DC does not require private employers to use the federal E-Verify system, though federal contractors performing work in the District remain subject to FAR Subpart 22.18 E-Verify obligations under federal law.

Key details: DC mandate: None for private employers. Federal contractors: Required by FAR 22.18. Anti-discrimination: DC Human Rights Act applies. Ban-the-box authority: DC Code 32-1342.

Misusing E-Verify or Form I-9 in a discriminatory way exposes employers to DC Office of Human Rights complaints and federal IER investigations under the Immigration and Nationality Act.

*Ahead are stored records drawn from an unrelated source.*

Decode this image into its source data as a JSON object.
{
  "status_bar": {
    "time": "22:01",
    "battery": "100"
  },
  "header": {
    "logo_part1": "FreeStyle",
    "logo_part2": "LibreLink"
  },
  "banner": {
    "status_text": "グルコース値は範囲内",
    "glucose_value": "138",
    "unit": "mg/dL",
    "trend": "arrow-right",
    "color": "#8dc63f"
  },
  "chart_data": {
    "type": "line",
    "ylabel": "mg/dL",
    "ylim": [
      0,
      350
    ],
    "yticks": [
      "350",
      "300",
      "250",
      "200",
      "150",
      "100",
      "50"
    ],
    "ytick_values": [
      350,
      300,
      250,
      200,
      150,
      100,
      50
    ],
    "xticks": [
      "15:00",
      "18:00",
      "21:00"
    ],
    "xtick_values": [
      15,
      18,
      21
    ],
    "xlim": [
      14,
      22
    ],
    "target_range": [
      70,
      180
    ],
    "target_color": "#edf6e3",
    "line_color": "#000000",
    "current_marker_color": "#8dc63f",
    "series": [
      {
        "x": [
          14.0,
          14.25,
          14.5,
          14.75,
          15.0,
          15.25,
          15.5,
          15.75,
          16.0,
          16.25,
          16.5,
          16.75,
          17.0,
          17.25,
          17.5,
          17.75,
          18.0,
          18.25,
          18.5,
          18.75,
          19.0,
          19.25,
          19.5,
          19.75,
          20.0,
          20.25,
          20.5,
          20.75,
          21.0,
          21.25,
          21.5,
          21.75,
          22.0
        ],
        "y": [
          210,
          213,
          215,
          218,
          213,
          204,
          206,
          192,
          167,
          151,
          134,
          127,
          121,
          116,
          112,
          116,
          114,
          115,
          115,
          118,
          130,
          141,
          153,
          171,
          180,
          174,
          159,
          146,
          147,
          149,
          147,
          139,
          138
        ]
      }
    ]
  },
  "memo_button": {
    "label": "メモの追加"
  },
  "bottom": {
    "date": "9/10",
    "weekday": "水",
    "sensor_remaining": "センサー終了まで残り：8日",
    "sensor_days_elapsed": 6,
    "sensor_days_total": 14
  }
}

Washington is more permissive than most cities when it comes to e-verify mandates. That said, there are still limits.

The Bottom Line

Compared to many U.S. cities, Washington gives residents more room on immigration policy. 2 of the 2 rules here are rated permissive. But permissive does not mean unregulated. There are still requirements, and the city does enforce them when violations are reported.

Keep in mind that Washington can amend these rules at any council meeting. For the most current version of any rule mentioned here, check the specific ordinance page, where we track updates as they happen.